While many were celebrating the memory of Martin Luther King Jr. this weekend, some people in Mobile, Alabama, got an unwelcome present. Residents in some neighborhoods received recruiting flyers for the Klu Klux Klan, local news station WPMI-TV reported Sunday.

The messages came inside sandwich bags, which were distributed at homes in the area. A card wished King a happy birthday at the top, making some residents confused at first. Below a picture of the civil rights leader, it said, “We also have a dream,” followed by information about joining the KKK.

“The blacks have NAACP, the Mexicans have La Raza, the Jews have JDL, and white people have the KKK,” the recruitment flyer read in part.

The card also included a phone number for the Loyal White Knights; its recording conveyed extreme views, WPMI-TV reported.

“I don't want my children to see something like that. My children are loved and they are safe, and that's what is important to us. To see a message like that is very contrary to what we believe,” Tricia Butts told the television station. “Luckily I didn't get one on my door. I think a neighbor must have come by and grabbed it before we could see it, but I'm kind of shocked to see something like that on our street.”

Neighbors who received KKK flyers this weekend told WPMI-TV that they did not understand why their area had been targeted. Some said they saw more than 50 bags in the neighborhood Saturday evening.

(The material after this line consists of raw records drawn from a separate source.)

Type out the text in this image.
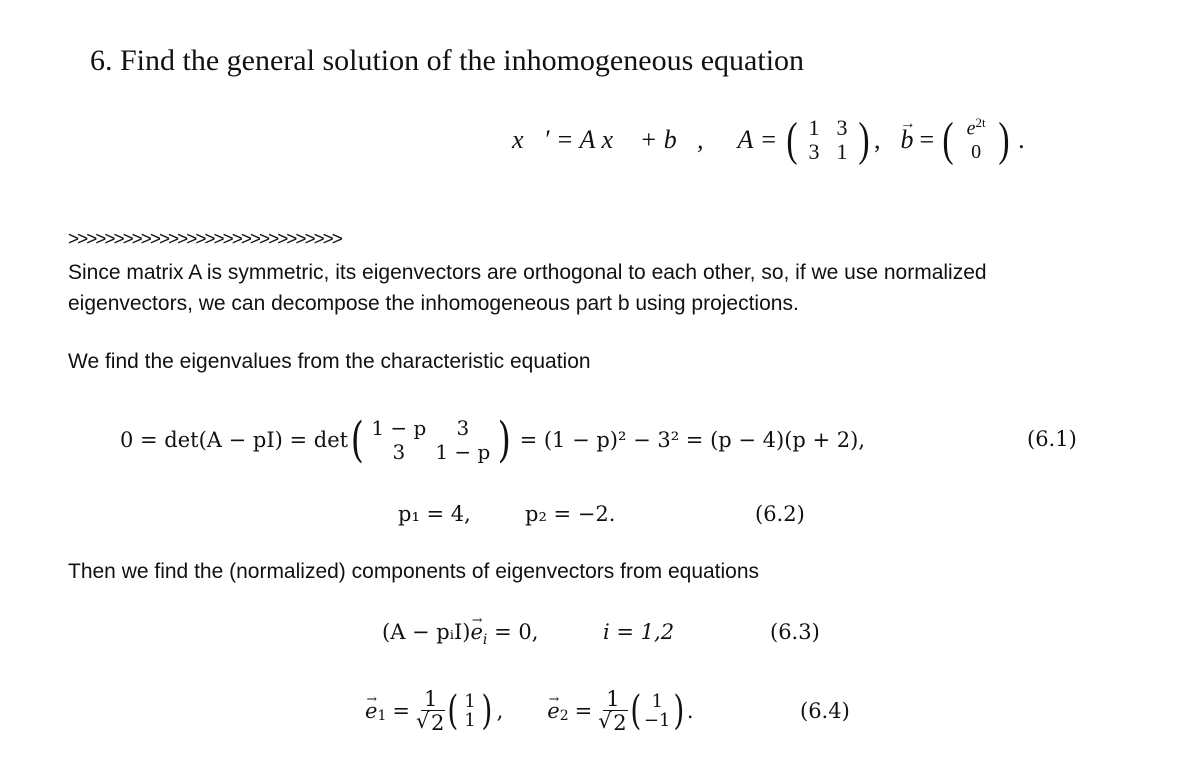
6. Find the general solution of the inhomogeneous equation
x⃗′ = A x⃗ + b⃗, A = ( 1 3
3 1 ) , b → = ( $e^{2t}$
0 ) .
>>>>>>>>>>>>>>>>>>>>>>>>>>>>>>
Since matrix A is symmetric, its eigenvectors are orthogonal to each other, so, if we use normalized
eigenvectors, we can decompose the inhomogeneous part b using projections.
We find the eigenvalues from the characteristic equation
0 = det(A − pI) = det ( 1 − p	3
3	1 − p ) = (1 − p)² − 3² = (p − 4)(p + 2),	(6.1)
p₁ = 4,	p₂ = −2.	(6.2)
Then we find the (normalized) components of eigenvectors from equations
(A − pᵢI)e $\to_i = 0$,	i = 1,2	(6.3)
$e \to_1 = 1$
√ 2 ( 1
1 ) , $e \to_2 = 1$
√ 2 ( 1
−1 ) .	(6.4)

This is not the first time residents in areas such as Mobile have complained about KKK recruitment flyers showing up at their homes. Last summer, after nine people were killed at a black church in South Carolina, people in Alabama, Georgia, Mississippi, Kansas and California found flyers near their homes, AL.com reported. The Loyal White Knights of the KKK told the Daily Beast the group’s national recruitment drive had coincidentally started around the same time as the South Carolina massacre.

For those whose weekends were not interrupted by the flyers, many celebrations of King's legacy took place across the country. In nearby South Carolina, Democratic presidential candidates spoke at a Martin Luther King Jr. Day event, talking about civil rights issues today, including criminal justice reform and gun violence.